What Is a Nontraditional Mortgage?

A nontraditional mortgage broadly describes mortgages that do not have standard conventional characteristics. These can refer to any type of mortgage that doesn't conform to a standard amortization schedule or have standard installment payments.

Nontraditional mortgages often come with higher interest rates because of the higher payment risks associated with the loan. Examples include balloon loans, hybrid ARMs, or interest-only mortgages.

Key Takeaways

  • Nontraditional mortgages do not contain conventional characteristics of a mortgage such as an amortization schedule or standard and fixed installment payments.
  • These mortgages may come with higher interest rates because of higher payment risks associated with the loan.
  • In a nonstandard mortgage, borrowers may be able to defer principal and, in some cases, interest payments until the full balance is due.
  • Balloon and interest-only loans, hybrid ARMS, and payment-option adjustable-rate mortgages are examples of nontraditional mortgages.

Understanding Nontraditional Mortgages

A mortgage is a debt vehicle used to purchase a property—a home, land, or other types of real estate. The owner pays down a predetermined payment amount—a combination of principal and interest—over a certain period of time. This period is referred to as the amortization period. The mortgage is secured by the property, so if the mortgagor fails to fulfill their financial obligation, the lender can foreclose on the asset.

Traditional mortgages are simply structured, where a mortgagor borrows on a fixed or variable interest rate, making payments until the loan is completely paid off. They offer borrowers predictability, so there are no surprises in terms of the amount of the monthly payment or when the loan ends.

Nontraditional mortgages are different because they offer a variety of other options for borrowers. These products give borrowers more flexible repayment terms, allowing them to defer their payments—primarily the principal balance, but, in some cases, also interest. This lowers how much the borrower is initially responsible for before the full balance is due.

Nontraditional mortgages can also be offered by lenders that aren't banks and traditional financial institutions.

These types of mortgages often come with a higher risk. That's because there's a higher risk for default. any of these mortgages require less asset and income requirements. There is a trade-off though—the lender can charge borrowers a higher interest rate. Nontraditional mortgages are usually extended to borrowers in nontraditional situations including subprime borrowers. Because they may not have another place from which to borrow, they're generally willing to accept a higher interest rate along with the flexibility they offer.

Types of Nontraditional Mortgages

Some of the market’s most common nontraditional mortgages include balloon mortgage loans, interest-only mortgages and payment-option adjustable-rate mortgages (ARMs).

Balloon Mortgage Loans

In balloon-payment loans, both the principal and interest can be deferred until the maturity date. Once the mortgage reaches maturity, the borrower is required to make a lump-sum payoff. Balloon-payment loans can also be structured with interest-only payments. Balloon-payment mortgage loans are commonly used by developers. They generally come with higher interest rates and offer deferred payments.

Interest-Only Loans

Just like balloon-payment loans, interest-only loans are also commonly offered by developers.

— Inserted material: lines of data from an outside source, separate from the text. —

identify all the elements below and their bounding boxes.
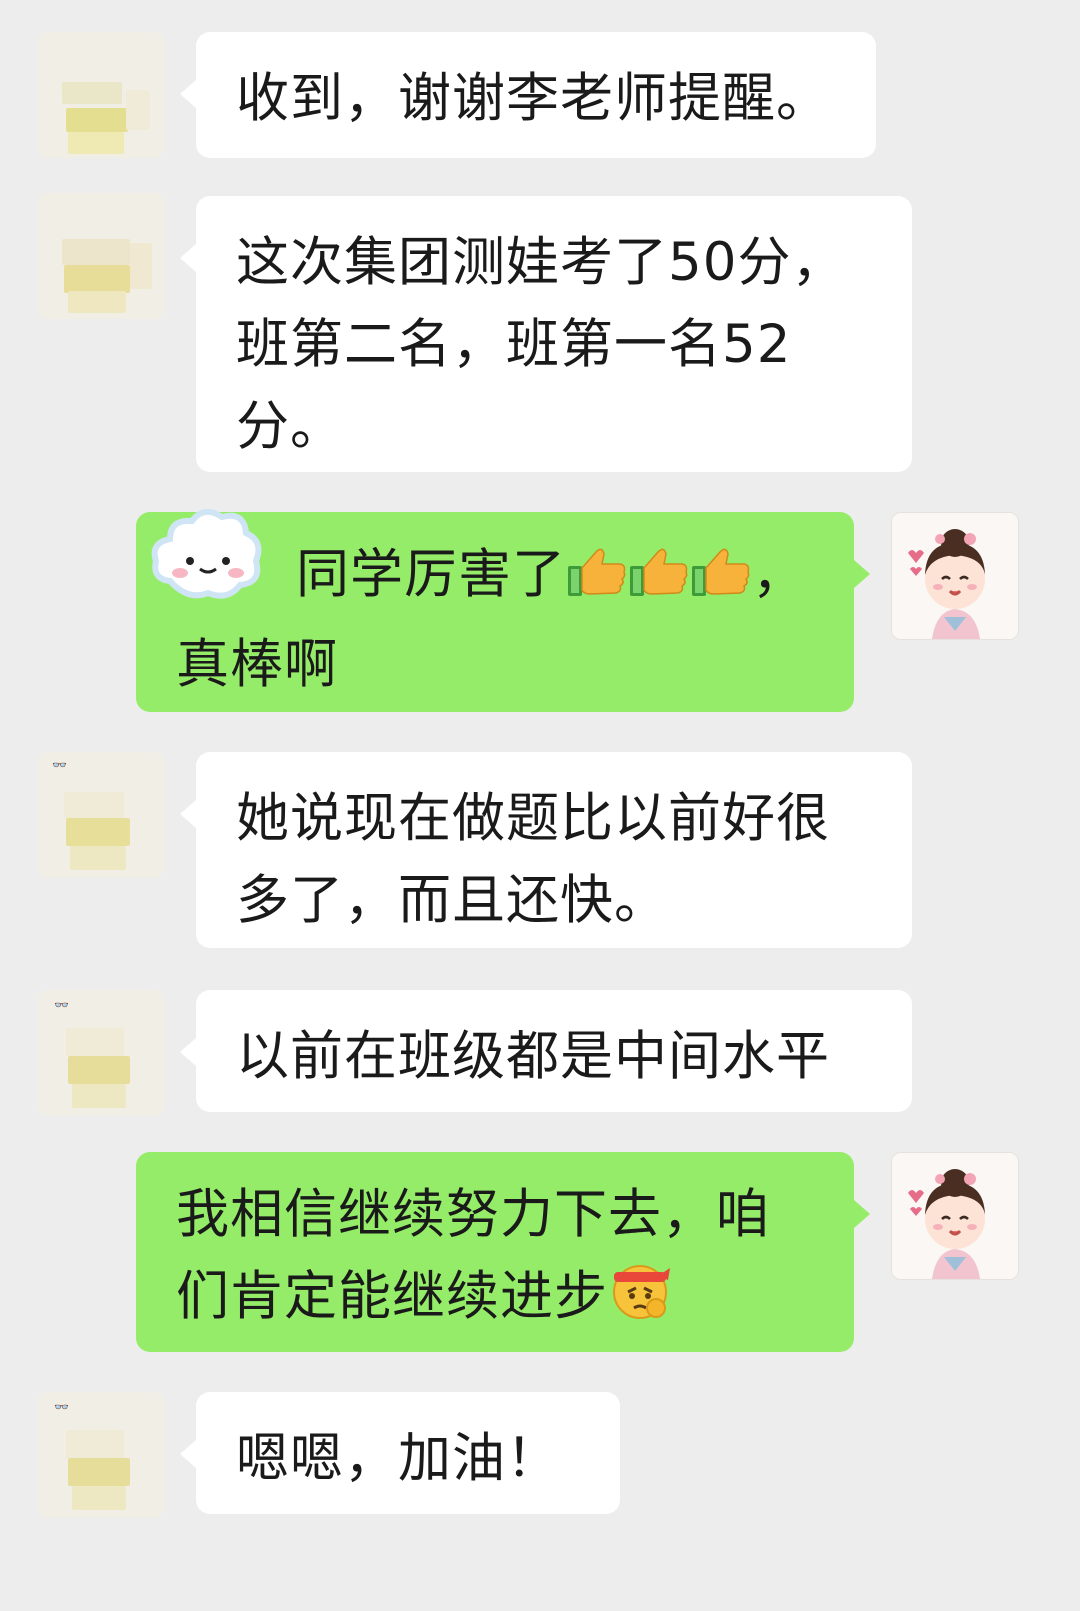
teacher-avatar[interactable] (891, 1152, 1019, 1280)
message-text: 这次集团测娃考了50分， 班第二名，班第一名52 分。 (236, 232, 846, 457)
thumbs-up-icon (566, 542, 628, 624)
message-bubble-incoming[interactable]: 以前在班级都是中间水平 (180, 990, 912, 1112)
parent-avatar[interactable]: 👓 (38, 1392, 164, 1518)
fighting-face-icon (608, 1258, 672, 1346)
message-text: 她说现在做题比以前好很 多了，而且还快。 (236, 788, 830, 931)
message-bubble-incoming[interactable]: 这次集团测娃考了50分， 班第二名，班第一名52 分。 (180, 196, 912, 472)
message-bubble-incoming[interactable]: 她说现在做题比以前好很 多了，而且还快。 (180, 752, 912, 948)
message-bubble-outgoing[interactable]: 我相信继续努力下去，咱 们肯定能继续进步 (136, 1152, 870, 1352)
message-bubble-incoming[interactable]: 嗯嗯，加油！ (180, 1392, 620, 1514)
message-text: 以前在班级都是中间水平 (236, 1026, 830, 1087)
parent-avatar[interactable] (38, 193, 164, 319)
parent-avatar[interactable]: 👓 (38, 752, 164, 878)
parent-avatar[interactable] (38, 32, 164, 158)
message-text: 收到，谢谢李老师提醒。 (236, 68, 830, 129)
message-text: 我相信继续努力下去，咱 们肯定能继续进步 (176, 1184, 770, 1327)
message-text: 同学厉害了 (296, 544, 566, 605)
message-text: 嗯嗯，加油！ (236, 1428, 560, 1489)
parent-avatar[interactable]: 👓 (38, 990, 164, 1116)
cloud-face-sticker (148, 503, 266, 607)
thumbs-up-icon (690, 542, 752, 624)
chat-view: 收到，谢谢李老师提醒。 这次集团测娃考了50分， 班第二名，班第一名52 分。 … (0, 0, 1080, 1611)
thumbs-up-icon (628, 542, 690, 624)
teacher-avatar[interactable] (891, 512, 1019, 640)
message-bubble-incoming[interactable]: 收到，谢谢李老师提醒。 (180, 32, 876, 158)
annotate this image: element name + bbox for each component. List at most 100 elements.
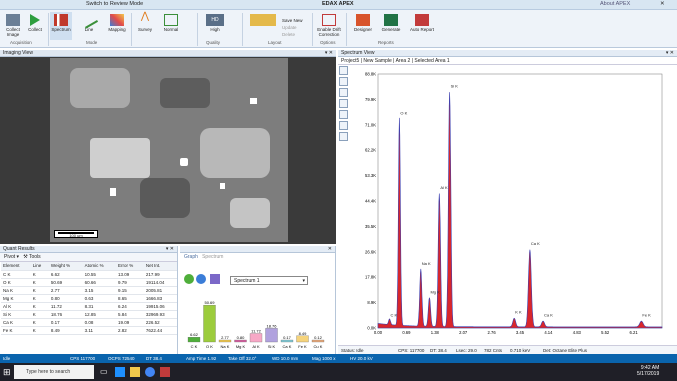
taskbar: ⊞ Type here to search ▭ 9:42 AM 5/17/2019 — [0, 363, 677, 381]
close-panel-icon[interactable]: ▾ ✕ — [166, 246, 174, 253]
pie-chart-icon[interactable] — [184, 274, 194, 284]
column-header[interactable]: Error % — [115, 262, 144, 271]
auto-report-button[interactable]: Auto Report — [410, 12, 434, 40]
windows-icon[interactable]: ⊞ — [3, 367, 11, 378]
table-row[interactable]: Al K K 11.72 8.31 6.24 19915.06 — [1, 302, 177, 311]
spectrum-path: Project5 | New Sample | Area 2 | Selecte… — [338, 57, 677, 65]
column-header[interactable]: Atomic % — [82, 262, 116, 271]
table-cell: 12.85 — [82, 310, 116, 319]
delete-button[interactable]: Delete — [282, 31, 303, 38]
column-header[interactable]: Net Int. — [143, 262, 177, 271]
pivot-button[interactable]: Pivot — [4, 254, 15, 260]
zoom-in-icon[interactable] — [339, 77, 348, 86]
apex-app-icon[interactable] — [160, 367, 170, 377]
update-button[interactable]: Update — [282, 24, 303, 31]
survey-button[interactable]: ⋀ Survey — [134, 12, 156, 40]
table-cell: 11.72 — [48, 302, 83, 311]
close-panel-icon[interactable]: ✕ — [328, 246, 332, 253]
label-icon[interactable] — [339, 110, 348, 119]
peak-label: C K — [391, 312, 398, 317]
drift-correction-button[interactable]: Enable Drift Correction — [316, 12, 342, 40]
table-row[interactable]: Ca K K 0.17 0.08 19.09 226.52 — [1, 318, 177, 327]
table-row[interactable]: Mg K K 0.80 0.63 8.65 1666.83 — [1, 294, 177, 303]
bar[interactable] — [187, 337, 201, 343]
table-row[interactable]: Si K K 18.76 12.85 5.84 32969.93 — [1, 310, 177, 319]
spectrum-chart[interactable]: 0.0K8.9K17.8K26.6K35.5K44.4K53.3K62.2K71… — [350, 68, 674, 344]
bar[interactable] — [234, 339, 247, 343]
chart-type-icon[interactable] — [196, 274, 206, 284]
column-header[interactable]: Element — [1, 262, 31, 271]
pan-icon[interactable] — [339, 99, 348, 108]
scale-bar: 100 um — [54, 230, 98, 238]
tab-graph[interactable]: Graph — [184, 254, 198, 260]
bar-chart-icon[interactable] — [210, 274, 220, 284]
bar[interactable] — [296, 335, 309, 343]
bar[interactable] — [265, 328, 278, 343]
tools-button[interactable]: Tools — [29, 254, 41, 260]
spectrum-mode-button[interactable]: Spectrum — [50, 12, 72, 40]
overlay-icon[interactable] — [339, 121, 348, 130]
tab-spectrum[interactable]: Spectrum — [202, 254, 223, 260]
chrome-icon[interactable] — [145, 367, 155, 377]
x-tick-label: 0.00 — [374, 330, 383, 335]
task-view-icon[interactable]: ▭ — [100, 367, 108, 376]
frame-icon — [164, 14, 178, 26]
table-row[interactable]: C K K 6.62 10.55 13.09 217.99 — [1, 270, 177, 279]
table-cell: 18.76 — [48, 310, 83, 319]
graph-panel: ✕ Graph Spectrum Spectrum 1 ▾ 6.62 C K 50.6… — [180, 246, 336, 354]
drift-icon — [322, 14, 336, 26]
bar-category-label: Cu K — [314, 344, 323, 349]
group-reports: Reports — [378, 40, 394, 45]
peak-label: K K — [515, 309, 522, 314]
bar[interactable] — [203, 304, 216, 343]
table-row[interactable]: O K K 50.69 60.66 9.79 19114.04 — [1, 278, 177, 287]
bar[interactable] — [311, 339, 325, 343]
bar[interactable] — [249, 333, 263, 343]
bar-value-label: 0.80 — [237, 335, 246, 340]
x-tick-label: 0.69 — [402, 330, 411, 335]
review-mode-link[interactable]: Switch to Review Mode — [86, 1, 143, 7]
layout-button[interactable] — [246, 12, 280, 40]
column-header[interactable]: Line — [30, 262, 49, 271]
map-icon — [110, 14, 124, 26]
settings-icon[interactable] — [339, 132, 348, 141]
table-row[interactable]: Na K K 2.77 3.15 9.15 2005.81 — [1, 286, 177, 295]
camera-icon — [6, 14, 20, 26]
generate-button[interactable]: Generate — [378, 12, 404, 40]
high-quality-button[interactable]: HD High — [200, 12, 230, 40]
save-new-button[interactable]: Save New — [282, 17, 303, 24]
mapping-mode-button[interactable]: Mapping — [106, 12, 128, 40]
play-icon — [30, 14, 40, 26]
table-cell: 10.55 — [82, 270, 116, 279]
grain-region — [140, 178, 190, 218]
normal-quality-button[interactable]: Normal — [158, 12, 184, 40]
edge-icon[interactable] — [115, 367, 125, 377]
peak-label: Mg K — [430, 289, 440, 294]
group-mode: Mode — [86, 40, 98, 45]
zoom-fit-icon[interactable] — [339, 66, 348, 75]
close-panel-icon[interactable]: ▾ ✕ — [325, 50, 333, 57]
bar-value-label: 0.17 — [283, 335, 292, 340]
close-icon[interactable]: ✕ — [660, 1, 665, 7]
search-input[interactable]: Type here to search — [14, 365, 94, 379]
column-header[interactable]: Weight % — [48, 262, 83, 271]
spectrum-view-panel: Spectrum View ▾ ✕ Project5 | New Sample |… — [338, 50, 677, 354]
table-cell: Na K — [1, 286, 31, 295]
table-cell: 6.62 — [48, 270, 83, 279]
spectrum-select[interactable]: Spectrum 1 ▾ — [230, 276, 308, 285]
sem-image[interactable]: 100 um — [50, 58, 288, 242]
designer-button[interactable]: Designer — [350, 12, 376, 40]
collect-image-button[interactable]: Collect Image — [2, 12, 24, 40]
close-panel-icon[interactable]: ▾ ✕ — [666, 50, 674, 57]
bar[interactable] — [280, 339, 294, 343]
bar-category-label: C K — [191, 344, 198, 349]
zoom-out-icon[interactable] — [339, 88, 348, 97]
about-link[interactable]: About APEX — [600, 1, 630, 7]
table-cell: 13.09 — [115, 270, 144, 279]
folder-icon[interactable] — [130, 367, 140, 377]
bar[interactable] — [218, 339, 232, 343]
line-mode-button[interactable]: Line — [78, 11, 100, 40]
table-row[interactable]: Fe K K 8.49 3.11 2.82 7622.44 — [1, 326, 177, 335]
collect-button[interactable]: Collect — [24, 12, 46, 40]
x-tick-label: 4.83 — [573, 330, 582, 335]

These loans require the borrower to make regular interest payments followed by a lump sum principal payment at maturity. In the case of building development, many developers use a take-out loan at maturity or refinance a balloon payment loan with collateral once it has been built.

Payment-Option Adjustable-Rate Mortgages

Payment-option adjustable-rate mortgages (ARMs) are one of the most flexible nontraditional loans offering numerous payment options for mortgage loan borrowers. These loans follow the adjustable-rate mortgage framework however they give borrowers the option to choose the type of payment they would like to make each month.

Payment-option ARMs require a fixed-rate interest payment for the first few months or years of the loan. After that, the loan will reset to a variable rate loan, usually charging a high margin to compensate lenders for some of the higher risks. In a payment-option ARM, the borrower can choose from several options offered by the lender when making their monthly installment payment. Payment options typically include a low fixed-rate option usually based on the introductory period rate—an interest-only payment—or a 15- or 30-year fully amortizing payment.

Payment option ARMs can be complicated for both borrowers and lenders since they involve negative amortization. With a payment-option ARM, any unpaid principal or interest below the standard payment amount is added to the borrower’s outstanding principal, increasing the amount of interest they are charged on subsequent payments.